Jay Wilkinson Opens New Studio/Gallery, DANG GOOD CANDY, in Sundance Square

July 19,2021


See full Fort Worth Magazine article by Jillian Verzwyvelt here..

A prominent figure in the Fort Worth art scene, Jay Wilkinson, has expanded his professional portfolio with the opening of his new studio/gallery in Sundance Square.

Aptly named after a goofy clip of his late friend and artist Jeremy Joel popping up behind a random wooden road sign that reads, “DANG GOOD CANDY,” the space, located at 402 Houston St., is intended to offer a fun, informal setting for emerging artists to showcase their work.

“There’s something important about the idea of doing your first solo where there’s a narrative involved,” Wilkinson says. “My plan is to work with artists who have a lot of work but have yet to put it together into the same album.”

Currently an artist in residency with the Bass family, Wilkinson was recruited by the family to support an ongoing artistic and cultural renaissance in downtown Fort Worth. Wilkinson was given the downtown space as a temporary studio during his residency, but he saw the opportunity to convert the front section into a gallery.

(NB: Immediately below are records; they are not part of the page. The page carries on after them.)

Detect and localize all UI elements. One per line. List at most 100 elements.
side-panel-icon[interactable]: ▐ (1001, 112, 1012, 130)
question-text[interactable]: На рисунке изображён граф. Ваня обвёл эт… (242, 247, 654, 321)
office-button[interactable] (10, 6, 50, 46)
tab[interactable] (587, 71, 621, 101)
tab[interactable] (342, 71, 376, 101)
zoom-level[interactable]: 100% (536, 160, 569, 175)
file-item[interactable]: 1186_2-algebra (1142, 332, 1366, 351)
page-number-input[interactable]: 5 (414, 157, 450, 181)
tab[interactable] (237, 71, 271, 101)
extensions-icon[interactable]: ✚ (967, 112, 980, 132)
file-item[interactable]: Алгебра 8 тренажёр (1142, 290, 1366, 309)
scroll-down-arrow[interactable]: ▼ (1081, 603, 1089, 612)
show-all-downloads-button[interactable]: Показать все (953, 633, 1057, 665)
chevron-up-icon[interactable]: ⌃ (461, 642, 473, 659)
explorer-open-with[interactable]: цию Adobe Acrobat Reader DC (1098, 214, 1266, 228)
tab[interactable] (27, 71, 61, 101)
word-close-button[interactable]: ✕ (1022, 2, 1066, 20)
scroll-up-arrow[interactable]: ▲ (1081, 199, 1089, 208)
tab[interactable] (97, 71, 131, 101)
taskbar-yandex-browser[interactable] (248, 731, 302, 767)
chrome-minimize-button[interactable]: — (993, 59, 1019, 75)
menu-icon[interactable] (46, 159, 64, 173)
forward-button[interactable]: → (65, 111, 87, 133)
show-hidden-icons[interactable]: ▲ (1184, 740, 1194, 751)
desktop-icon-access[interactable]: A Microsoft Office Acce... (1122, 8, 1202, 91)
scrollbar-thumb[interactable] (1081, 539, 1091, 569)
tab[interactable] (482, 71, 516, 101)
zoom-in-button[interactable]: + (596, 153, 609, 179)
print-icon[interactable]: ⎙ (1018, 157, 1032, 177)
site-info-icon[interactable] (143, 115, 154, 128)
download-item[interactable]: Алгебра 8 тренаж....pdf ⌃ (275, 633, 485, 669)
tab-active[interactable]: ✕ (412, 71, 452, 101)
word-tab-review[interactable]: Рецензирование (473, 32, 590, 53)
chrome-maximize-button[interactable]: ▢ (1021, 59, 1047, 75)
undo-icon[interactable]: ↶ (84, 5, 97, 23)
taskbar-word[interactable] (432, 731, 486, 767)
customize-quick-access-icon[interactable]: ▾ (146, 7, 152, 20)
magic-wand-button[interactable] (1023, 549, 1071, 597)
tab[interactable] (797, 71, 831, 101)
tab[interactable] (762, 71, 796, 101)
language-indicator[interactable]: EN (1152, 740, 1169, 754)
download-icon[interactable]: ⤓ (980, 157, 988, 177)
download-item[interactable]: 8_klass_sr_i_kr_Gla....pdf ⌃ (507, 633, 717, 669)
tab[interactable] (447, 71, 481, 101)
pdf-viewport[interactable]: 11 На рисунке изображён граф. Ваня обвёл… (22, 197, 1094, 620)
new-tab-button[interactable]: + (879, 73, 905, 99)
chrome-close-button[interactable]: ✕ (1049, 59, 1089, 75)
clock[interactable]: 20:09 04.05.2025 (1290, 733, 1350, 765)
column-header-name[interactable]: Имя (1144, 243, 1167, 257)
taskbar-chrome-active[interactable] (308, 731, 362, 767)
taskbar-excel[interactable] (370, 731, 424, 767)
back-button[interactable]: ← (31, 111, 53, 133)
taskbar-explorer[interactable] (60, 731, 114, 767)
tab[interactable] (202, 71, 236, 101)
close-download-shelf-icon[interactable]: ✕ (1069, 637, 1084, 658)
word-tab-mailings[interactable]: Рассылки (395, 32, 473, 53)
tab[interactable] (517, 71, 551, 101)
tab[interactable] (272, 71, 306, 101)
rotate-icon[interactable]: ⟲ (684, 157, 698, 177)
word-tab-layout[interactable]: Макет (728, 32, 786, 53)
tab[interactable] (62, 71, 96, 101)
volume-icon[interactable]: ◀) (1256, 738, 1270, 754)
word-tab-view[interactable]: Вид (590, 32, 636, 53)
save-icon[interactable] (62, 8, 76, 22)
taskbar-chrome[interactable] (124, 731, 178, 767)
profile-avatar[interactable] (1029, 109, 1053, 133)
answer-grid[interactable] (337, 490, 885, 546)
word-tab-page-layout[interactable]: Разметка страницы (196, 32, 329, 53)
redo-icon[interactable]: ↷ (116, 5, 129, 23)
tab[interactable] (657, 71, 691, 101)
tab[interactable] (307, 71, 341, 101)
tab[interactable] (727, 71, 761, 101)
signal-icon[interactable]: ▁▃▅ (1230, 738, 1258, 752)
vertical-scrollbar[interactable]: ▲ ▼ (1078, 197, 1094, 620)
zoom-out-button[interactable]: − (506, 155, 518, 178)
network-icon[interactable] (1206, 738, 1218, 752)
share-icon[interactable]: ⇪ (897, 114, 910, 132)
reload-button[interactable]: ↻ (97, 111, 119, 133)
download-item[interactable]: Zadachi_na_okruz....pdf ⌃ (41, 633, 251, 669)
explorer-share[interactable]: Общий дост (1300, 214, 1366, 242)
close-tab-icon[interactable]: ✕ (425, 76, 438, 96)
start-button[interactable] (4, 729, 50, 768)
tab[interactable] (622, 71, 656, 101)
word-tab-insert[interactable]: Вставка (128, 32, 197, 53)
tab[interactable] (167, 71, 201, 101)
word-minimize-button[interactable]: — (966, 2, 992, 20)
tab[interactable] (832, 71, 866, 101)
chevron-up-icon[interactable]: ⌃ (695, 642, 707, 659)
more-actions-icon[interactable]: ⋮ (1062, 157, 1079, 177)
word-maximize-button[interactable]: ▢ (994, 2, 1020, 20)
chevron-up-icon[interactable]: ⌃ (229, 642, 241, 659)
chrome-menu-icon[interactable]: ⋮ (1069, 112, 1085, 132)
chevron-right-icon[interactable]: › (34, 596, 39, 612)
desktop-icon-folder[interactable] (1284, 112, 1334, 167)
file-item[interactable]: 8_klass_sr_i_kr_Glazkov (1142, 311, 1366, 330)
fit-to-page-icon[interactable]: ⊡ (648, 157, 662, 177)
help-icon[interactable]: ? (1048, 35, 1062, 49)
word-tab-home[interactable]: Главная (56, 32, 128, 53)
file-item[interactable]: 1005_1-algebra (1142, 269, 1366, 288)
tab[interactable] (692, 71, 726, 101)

DANG GOOD CANDY has been open to guests for about a month, but Wilkinson opted for a soft opening instead of a big push in light of the pandemic. Fort Worth artist Charles Gray secured the first solo show with “Tell Me, I’m Listening.” Gray’s show closed Sunday with a free painting demonstration and will be replaced with works by Colton Batts.

While an accomplished exhibition and studio artist, Wilkinson is not new to what it takes to open a business. After graduating from the prestigious Pratt Institute in Brooklyn and University of North Texas in Denton, his art career came after he embraced his entrepreneurial side, opening a comic store, a music-booking business, and a food truck.

“One of the big things I try to impart to these young artists is that it’s all entrepreneurial,” Wilkinson says. “In the entrepreneurial world, you have to pivot and move in different spaces, and that’s kind of what I’m doing with this.” 

Wilkinson says that he sees the gallery as more of an experimental space where artists can showcase pieces that wouldn’t normally be seen in a formal setting, such as installations and new media.

“If there was anything that I would want the gallery to be known as, it’s as an opportunity for work that wouldn’t normally exist in a regular setting,” he says.